Tuesday, February 15, 2011

Somewhere in the OraBorg, an RSS feed is being updated

It’s Tuesday. My pre-OraBorg Google reader subscription shows a stream of security updates. Looks pretty bad:

greader

Wow – there are security vulnerabilities Mozilla 1.4, ImageMagick, a2ps, umount & a slew of other apps. I’d better kick our patch management process into high gear. It’s time to dig into these and see which ones need escalation.

Clicking on the links leads to sunsolve, the go-to place for all things Solaris. Sunsolve redirects to support.oracle.com. support.oracle.com has no clue what to do with the re-direct.

Bummer… I’d better do some serious research. GoogleResearch, of course:

google

2004, 2005, 2006…WTF???

Conclusion: Oracle is asking us sysadmins to patch five year old vulnerabilities. They must think that this will keep us from whining about their current pile of sh!t.

Diversion. Good plan. The borg would be proud.

One last (amusing) remnant of the absorption of Sun into to OraBorg.

Friday, February 11, 2011

Backup Performance or Recovery Performance?

“There is not a guaranteed 1:1 mapping between backup and recovery performance…” Preston de Guise, “The Networker Blog

Prestons post reminded me of one of our attempts to build a sane disaster recovery plan. The attempt went something like this:

  1. Hire consultants
  2. Consultants interview key staff
  3. Consultants draft recovery plan
  4. Consultants present recovery plan to executives

In the general case, consultants may or may not add value to a process like this. Consultants are in it for the money. The distinguishing factor (in my eyes) is whether consultants are attempting to perform good, cost effect work such that they maintain a long term relationship with the organization, or whether  the consultants are attempting to extract maximum income from a particular engagement. There is a difference.

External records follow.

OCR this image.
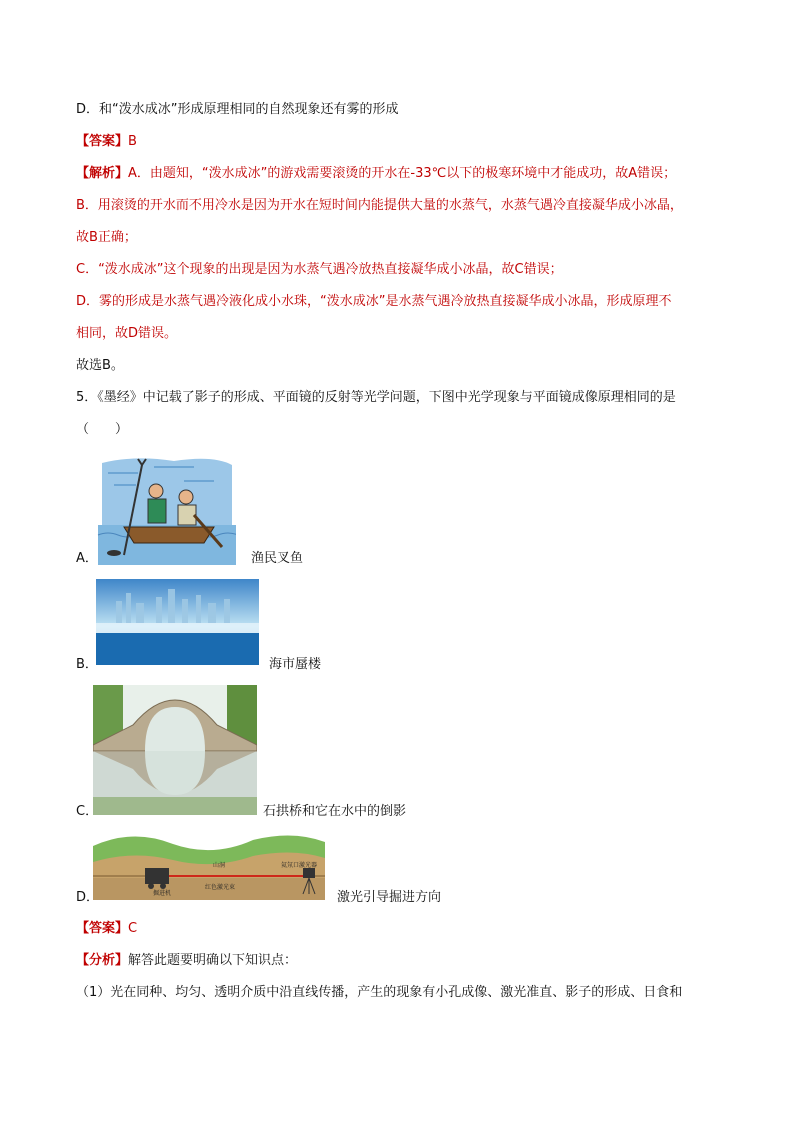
D．和“泼水成冰”形成原理相同的自然现象还有雾的形成
【答案】B
【解析】A．由题知，“泼水成冰”的游戏需要滚烫的开水在-33℃以下的极寒环境中才能成功，故A错误；
B．用滚烫的开水而不用冷水是因为开水在短时间内能提供大量的水蒸气，水蒸气遇冷直接凝华成小冰晶，
故B正确；
C．“泼水成冰”这个现象的出现是因为水蒸气遇冷放热直接凝华成小冰晶，故C错误；
D．雾的形成是水蒸气遇冷液化成小水珠，“泼水成冰”是水蒸气遇冷放热直接凝华成小冰晶，形成原理不
相同，故D错误。
故选B。
5．《墨经》中记载了影子的形成、平面镜的反射等光学问题，下图中光学现象与平面镜成像原理相同的是
（　　）
A．	渔民叉鱼
B．	海市蜃楼
C．	石拱桥和它在水中的倒影
山洞	氦氖口激光器
掘进机
红色激光束
D．	激光引导掘进方向
【答案】C
【分析】解答此题要明确以下知识点：
（1）光在同种、均匀、透明介质中沿直线传播，产生的现象有小孔成像、激光准直、影子的形成、日食和
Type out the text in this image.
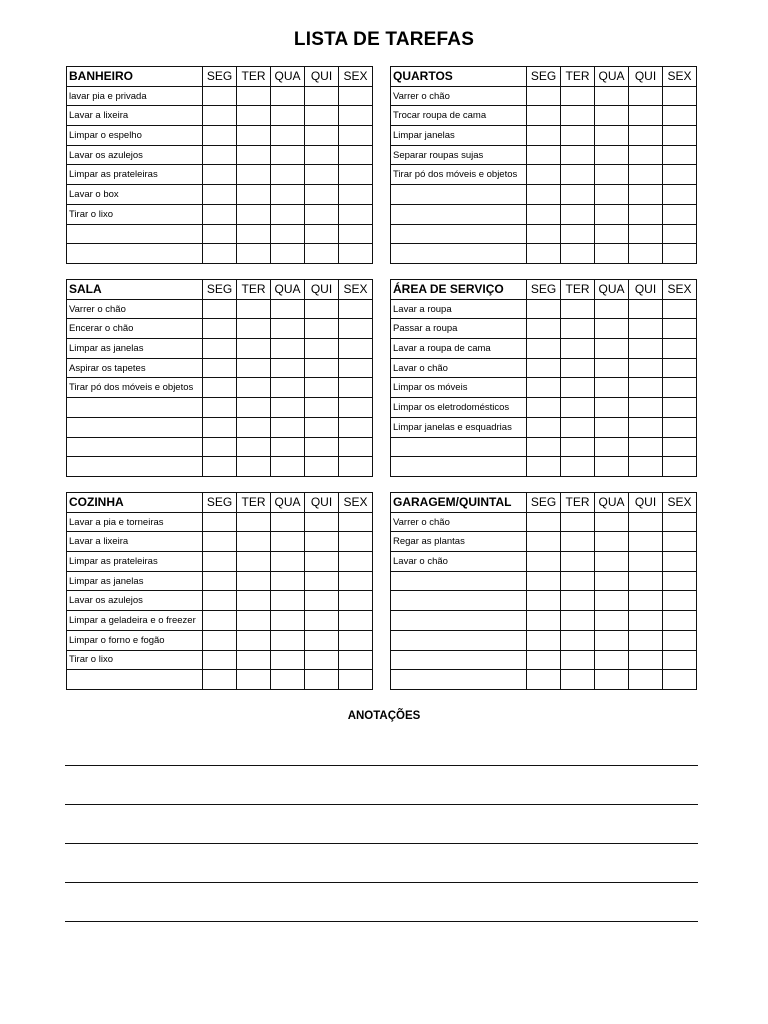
LISTA DE TAREFAS
BANHEIRO	SEG	TER	QUA	QUI	SEX
lavar pia e privada					
Lavar a lixeira					
Limpar o espelho					
Lavar os azulejos					
Limpar as prateleiras					
Lavar o box					
Tirar o lixo					

QUARTOS	SEG	TER	QUA	QUI	SEX
Varrer o chão					
Trocar roupa de cama					
Limpar janelas					
Separar roupas sujas					
Tirar pó dos móveis e objetos					

SALA	SEG	TER	QUA	QUI	SEX
Varrer o chão					
Encerar o chão					
Limpar as janelas					
Aspirar os tapetes					
Tirar pó dos móveis e objetos					

ÁREA DE SERVIÇO	SEG	TER	QUA	QUI	SEX
Lavar a roupa					
Passar a roupa					
Lavar a roupa de cama					
Lavar o chão					
Limpar os móveis					
Limpar os eletrodomésticos					
Limpar janelas e esquadrias					

COZINHA	SEG	TER	QUA	QUI	SEX
Lavar a pia e torneiras					
Lavar a lixeira					
Limpar as prateleiras					
Limpar as janelas					
Lavar os azulejos					
Limpar a geladeira e o freezer					
Limpar o forno e fogão					
Tirar o lixo					

GARAGEM/QUINTAL	SEG	TER	QUA	QUI	SEX
Varrer o chão					
Regar as plantas					
Lavar o chão					

ANOTAÇÕES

On this particular attempt, the consultants did a reasonably good job of building a process and documentation for declaring and event, notifying executives, decision makers and technical staff; and managing communication. The first fifty pages of the fifty thousand dollar document we generally useful. They fell down badly on page 51, where they described how we would recover our data center.

Their plan was:

  • choose a recover site
  • buy dozens of servers
  • hire an army of technicians (one for each server)
  • simultaneously recover each server from a dedicated tape drive that came pre-installed in each of the shiny new servers.
  • complete recovery in fifty seven hours

To emphasize to the executives how firm they were on the fifty seven hour recovery, they pasted Veritas specific server recovery documentation as an addendum to the fifty thousand dollar plan.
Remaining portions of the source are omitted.